Cuauhtlequetzqui or Cuauhtliquetzqui is an Aztec name meaning rising eagle and used by several historical people.

The most important of the people with this name was born between 1250 and 1260, his father also was called Cuauhtlequetzqui, a fact that has caused some confusion. In addition, this personage is projected further into the past, making him the first cuauhtlahto (Mexica leader) "to set out" from Aztlan, Chimalpain places him as ruler from 1116-1153, and even says that he is the same person mentioned from 1280 AD onward.

His historical participation is extensively mythologised, his first action is in the war against the Texcaltepeca-Malinalcas in 1281, when, as war-leader, he distinguished himself by capturing Copil, the enemy leader, and taking his daughter, Xicomoyahual, to marry. From this union Cohuatzontli was born. With the failure at Chapoltepec in 1281, the myth came to symbolise the foundation of the site, with the legend becoming the justification for Tenochca domination over other peoples, as well as aligning them theologically with the Matalazincas.

With the victory in Chapoltepec, Cuauhtlequetzqui was named lord there. He only ruled for five years, being killed in the final battle when the warriors of Teotenanco tried, unsuccessfully, to recapture the area of the forest.

==Development of important moments==
Its historical participation is excessively mythologized. His first intervention was as captain general in the war against the Texcaltepecas-Malinalcas in 1281, where he stood out by capturing Copil, the rival captain, and taking his wife Xicomoyahualtzin from whom Cohuatzontli was born.

In the myth, it is mentioned that Copil is the son of Malinalxoch, sister of Huitzilopochtli. This woman was dishonorably abandoned in Malinalco and swore revenge through her son.
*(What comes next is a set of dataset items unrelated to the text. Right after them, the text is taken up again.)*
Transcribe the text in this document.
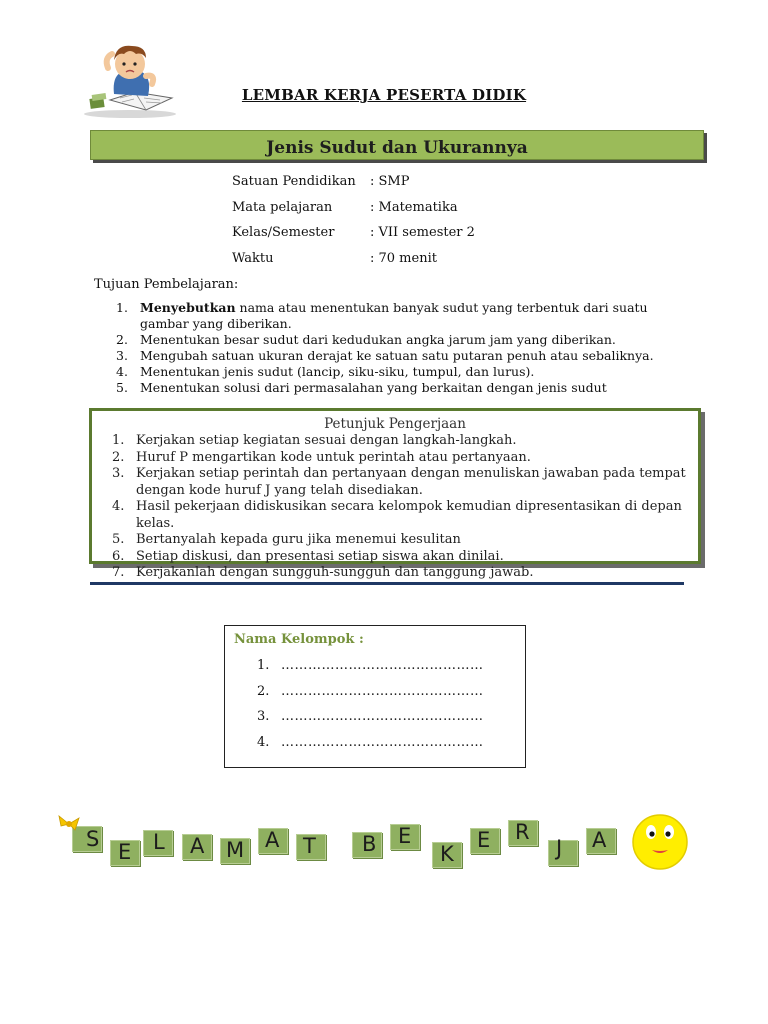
LEMBAR KERJA PESERTA DIDIK
Jenis Sudut dan Ukurannya
Satuan Pendidikan : SMP
Mata pelajaran	: Matematika
Kelas/Semester	: VII semester 2
Waktu	: 70 menit
Tujuan Pembelajaran:
1. Menyebutkan nama atau menentukan banyak sudut yang terbentuk dari suatu gambar yang diberikan.
2. Menentukan besar sudut dari kedudukan angka jarum jam yang diberikan.
3. Mengubah satuan ukuran derajat ke satuan satu putaran penuh atau sebaliknya.
4. Menentukan jenis sudut (lancip, siku-siku, tumpul, dan lurus).
5. Menentukan solusi dari permasalahan yang berkaitan dengan jenis sudut
Petunjuk Pengerjaan
1. Kerjakan setiap kegiatan sesuai dengan langkah-langkah.
2. Huruf P mengartikan kode untuk perintah atau pertanyaan.
3. Kerjakan setiap perintah dan pertanyaan dengan menuliskan jawaban pada tempat dengan kode huruf J yang telah disediakan.
4. Hasil pekerjaan didiskusikan secara kelompok kemudian dipresentasikan di depan kelas.
5. Bertanyalah kepada guru jika menemui kesulitan
6. Setiap diskusi, dan presentasi setiap siswa akan dinilai.
7. Kerjakanlah dengan sungguh-sungguh dan tanggung jawab.
Nama Kelompok :
1. ………………………………………
2. ………………………………………
3. ………………………………………
4. ………………………………………
S
E L A M A T B E
K
E R
J A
But, upon failing at the siege of Chapoltepec (1281), Copil's campaign became the seed of the founding symbol, so the myth would have the function of legitimizing the rights of the Tenochcas over other peoples in addition to linking "theogonically" with the Matlatzincas.

With the victory at Chapoltepec, Cuauhtlehquetzqui was named lord of the place and the Mexitin achieved their own Excan Tlahtoloyan (triple alliance or confederation) between Huixachtitlan-Cuauhmixtitlan- Chapoltepec.

Cuauhtlequetzqui only ruled for five years, as those from Teotenanco tried to recover the Chapoltepec forest area in 1285. The invaders were repelled, however, the leader died in the final battle.